Indeed, how can anyone or any organization that claims to have the backs of children and families do anything but be in full-throated opposition to this bill? It’s not a matter of partisanship or a matter of denying the Republicans a victory, it’s a matter of this is a terrible piece of legislation that will do enormous harm. As was the case with corporations and the bill’s baby bonds scheme, no minor improvement to a child care tax credit or a DCAP account can possibly justify giving cover to legislators who are going to vote ‘yes.’ Similarly, no reporter should be credulously writing about these provisions absent the bill’s larger context.
I’m not naive enough to think that a united front from early childhood groups is going to alter the final vote count — indeed, one of my strong pushes right now is that all interest groups should be trying their very hardest to find creative ways to make sure the 1 in 3 American adults who haven’t even heard of this bill know about it, rather than continuing to simply operate in the same Highly Engaged circles — but there is value in stating with moral clarity that this is wrong, even if that risks some relational damage with legislative offices.
Take, for instance, a piece that conservative family policy wonk Patrick T. Brown wrote for Compact on June 5th entitled “The Ugly Side of the ‘Big, Beautiful Bill.” Brown’s bread and butter comes from his ability to influence right-of-center thought and have the ear of Republican policymakers. Yet Brown was willing to say publicly that, despite provisions he supports:
the bill in its current form imperils the GOP’s newfound claim to be the party of the working class. It would increase our federal budget deficit by $2.4 trillion over ten years, largely because of the expansion of tax cuts for higher-income individuals.

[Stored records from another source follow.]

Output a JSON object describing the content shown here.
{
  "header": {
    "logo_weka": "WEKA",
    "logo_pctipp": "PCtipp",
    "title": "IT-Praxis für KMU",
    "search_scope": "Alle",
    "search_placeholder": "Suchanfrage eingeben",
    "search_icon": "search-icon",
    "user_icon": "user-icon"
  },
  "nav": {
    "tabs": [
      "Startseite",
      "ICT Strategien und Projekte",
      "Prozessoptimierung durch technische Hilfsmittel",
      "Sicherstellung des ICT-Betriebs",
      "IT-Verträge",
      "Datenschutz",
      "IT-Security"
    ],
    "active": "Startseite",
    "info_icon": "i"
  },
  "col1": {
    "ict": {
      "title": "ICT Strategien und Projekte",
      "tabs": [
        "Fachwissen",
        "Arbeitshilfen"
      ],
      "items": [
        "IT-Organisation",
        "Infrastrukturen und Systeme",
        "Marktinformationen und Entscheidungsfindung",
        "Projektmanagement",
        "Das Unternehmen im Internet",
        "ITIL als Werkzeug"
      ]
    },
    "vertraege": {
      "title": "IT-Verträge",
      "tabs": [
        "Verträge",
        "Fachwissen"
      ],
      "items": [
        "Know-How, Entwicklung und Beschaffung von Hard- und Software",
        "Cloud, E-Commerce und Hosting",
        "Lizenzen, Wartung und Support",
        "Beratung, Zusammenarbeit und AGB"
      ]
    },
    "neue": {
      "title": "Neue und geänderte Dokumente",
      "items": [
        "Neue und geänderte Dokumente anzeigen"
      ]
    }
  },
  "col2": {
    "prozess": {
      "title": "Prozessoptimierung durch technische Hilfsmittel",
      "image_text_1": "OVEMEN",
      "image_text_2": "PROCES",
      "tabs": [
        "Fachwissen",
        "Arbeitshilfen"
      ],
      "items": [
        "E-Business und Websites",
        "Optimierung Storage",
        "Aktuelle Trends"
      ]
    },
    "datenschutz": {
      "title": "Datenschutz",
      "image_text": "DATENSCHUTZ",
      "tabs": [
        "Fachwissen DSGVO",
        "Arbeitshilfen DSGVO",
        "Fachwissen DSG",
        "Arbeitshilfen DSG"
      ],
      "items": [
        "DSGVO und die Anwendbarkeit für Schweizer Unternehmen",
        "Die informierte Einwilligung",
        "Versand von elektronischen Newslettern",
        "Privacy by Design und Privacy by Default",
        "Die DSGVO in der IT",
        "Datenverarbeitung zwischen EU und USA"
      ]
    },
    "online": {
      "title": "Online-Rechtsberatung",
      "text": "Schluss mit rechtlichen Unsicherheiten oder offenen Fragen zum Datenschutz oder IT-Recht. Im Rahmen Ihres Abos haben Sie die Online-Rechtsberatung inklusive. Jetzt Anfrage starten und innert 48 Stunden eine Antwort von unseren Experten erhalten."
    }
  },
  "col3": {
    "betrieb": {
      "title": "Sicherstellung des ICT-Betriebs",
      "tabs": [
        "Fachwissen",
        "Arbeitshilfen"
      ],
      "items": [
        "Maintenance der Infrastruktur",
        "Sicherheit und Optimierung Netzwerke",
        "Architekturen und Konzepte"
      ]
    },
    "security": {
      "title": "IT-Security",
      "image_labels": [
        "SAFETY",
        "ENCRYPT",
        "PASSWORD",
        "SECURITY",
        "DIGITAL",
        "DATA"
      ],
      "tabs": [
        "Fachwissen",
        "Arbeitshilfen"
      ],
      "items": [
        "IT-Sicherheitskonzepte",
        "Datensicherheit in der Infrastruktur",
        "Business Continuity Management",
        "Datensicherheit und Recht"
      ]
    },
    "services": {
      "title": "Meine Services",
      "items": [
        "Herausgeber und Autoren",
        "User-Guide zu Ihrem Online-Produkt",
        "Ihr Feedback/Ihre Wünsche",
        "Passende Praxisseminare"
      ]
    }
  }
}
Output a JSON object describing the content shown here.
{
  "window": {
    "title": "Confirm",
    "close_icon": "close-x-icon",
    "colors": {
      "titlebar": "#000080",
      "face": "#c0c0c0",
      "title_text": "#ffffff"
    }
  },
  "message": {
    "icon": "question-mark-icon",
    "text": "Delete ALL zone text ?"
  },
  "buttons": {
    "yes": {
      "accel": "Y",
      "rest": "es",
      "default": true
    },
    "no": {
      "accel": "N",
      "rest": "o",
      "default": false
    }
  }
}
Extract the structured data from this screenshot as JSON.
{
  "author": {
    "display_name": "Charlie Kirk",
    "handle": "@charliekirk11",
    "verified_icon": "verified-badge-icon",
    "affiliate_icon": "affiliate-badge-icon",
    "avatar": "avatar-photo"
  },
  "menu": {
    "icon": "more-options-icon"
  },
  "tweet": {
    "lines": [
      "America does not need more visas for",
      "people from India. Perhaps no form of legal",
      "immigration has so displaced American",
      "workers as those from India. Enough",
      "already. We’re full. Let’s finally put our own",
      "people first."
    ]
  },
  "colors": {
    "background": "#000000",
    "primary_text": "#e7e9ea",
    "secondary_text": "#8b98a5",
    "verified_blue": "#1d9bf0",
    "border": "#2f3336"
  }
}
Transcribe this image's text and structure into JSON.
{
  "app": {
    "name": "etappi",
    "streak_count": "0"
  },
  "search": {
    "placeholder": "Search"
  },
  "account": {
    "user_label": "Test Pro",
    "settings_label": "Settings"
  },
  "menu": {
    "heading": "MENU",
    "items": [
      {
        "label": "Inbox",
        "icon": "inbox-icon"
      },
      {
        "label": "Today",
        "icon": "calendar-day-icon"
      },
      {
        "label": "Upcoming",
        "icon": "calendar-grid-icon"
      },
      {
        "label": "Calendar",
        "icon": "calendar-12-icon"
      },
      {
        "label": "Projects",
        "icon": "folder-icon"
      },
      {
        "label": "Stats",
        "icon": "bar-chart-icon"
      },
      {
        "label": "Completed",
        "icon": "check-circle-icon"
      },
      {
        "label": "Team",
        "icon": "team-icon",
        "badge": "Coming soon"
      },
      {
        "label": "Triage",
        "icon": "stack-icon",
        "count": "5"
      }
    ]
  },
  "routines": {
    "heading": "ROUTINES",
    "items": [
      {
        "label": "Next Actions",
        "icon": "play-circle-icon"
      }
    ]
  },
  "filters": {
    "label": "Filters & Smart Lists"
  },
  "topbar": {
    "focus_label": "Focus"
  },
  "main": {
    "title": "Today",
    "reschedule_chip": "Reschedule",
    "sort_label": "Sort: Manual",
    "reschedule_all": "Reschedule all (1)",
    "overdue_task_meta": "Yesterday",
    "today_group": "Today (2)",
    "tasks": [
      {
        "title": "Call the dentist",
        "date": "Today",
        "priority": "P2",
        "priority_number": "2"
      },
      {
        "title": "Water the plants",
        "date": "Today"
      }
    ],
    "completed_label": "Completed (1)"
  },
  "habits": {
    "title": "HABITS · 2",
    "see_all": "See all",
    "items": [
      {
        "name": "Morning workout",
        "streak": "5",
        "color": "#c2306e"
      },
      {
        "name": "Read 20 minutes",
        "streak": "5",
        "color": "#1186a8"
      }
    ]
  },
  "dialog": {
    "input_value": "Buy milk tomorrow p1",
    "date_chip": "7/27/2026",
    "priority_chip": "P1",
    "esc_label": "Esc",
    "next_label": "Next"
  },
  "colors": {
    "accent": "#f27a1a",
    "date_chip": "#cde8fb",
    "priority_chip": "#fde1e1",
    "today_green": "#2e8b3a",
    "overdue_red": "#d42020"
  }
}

And that tally is accounting for spending cuts, largely concentrated in domestic programs that serve working-class families … in practice, it’s hard to justify such a dramatic and rapid change to how food assistance supports low-income households … Raising the risk of school-age children looking for snacks in a barren pantry is an odd move for a party that would like to be seen as championing families.
I do want to be very clear about something: there is a big difference between trying to influence and shape a legislation AS it is being written, and taking actions to either support or oppose it AFTER it has been introduced and is moving toward passage. It’s the difference between giving input on a recipe as the chef is cooking (“that could use some more salt”) and evaluating the final product once it’s too late to change anything (“that is inedible”). Heck, I helped to host a bipartisan event in March on how the reconciliation bill could be used to make the tax code work better for families! That’s not the issue here.
The issue is that this bill is, on the whole and by any reasonable analysis, bad for families. Therefore, it should not be passed. It does not impinge on one’s bipartisan credentials to say so — it would be a bad bill and should not be passed if it was the Democrats’ bill, too! — and I would in fact argue that all of us, wherever we fall on the ideological spectrum, have an obligation to use every ounce of influence we have to make that clear.
Others, like the National Women’s Law Center, explicitly called out the inadequacy of these provisions.
Do you know who the main GOP family policy champion was in the Senate for most of the 1980s and 1990s, the person without whom we likely wouldn’t have seen substantial family policy advances from the Child Care and Development Block Grant to the Children’s Health Insurance Program to the advent of Early Head Start? Orrin Hatch! Not a guy that I had a lot of other policy agreements with.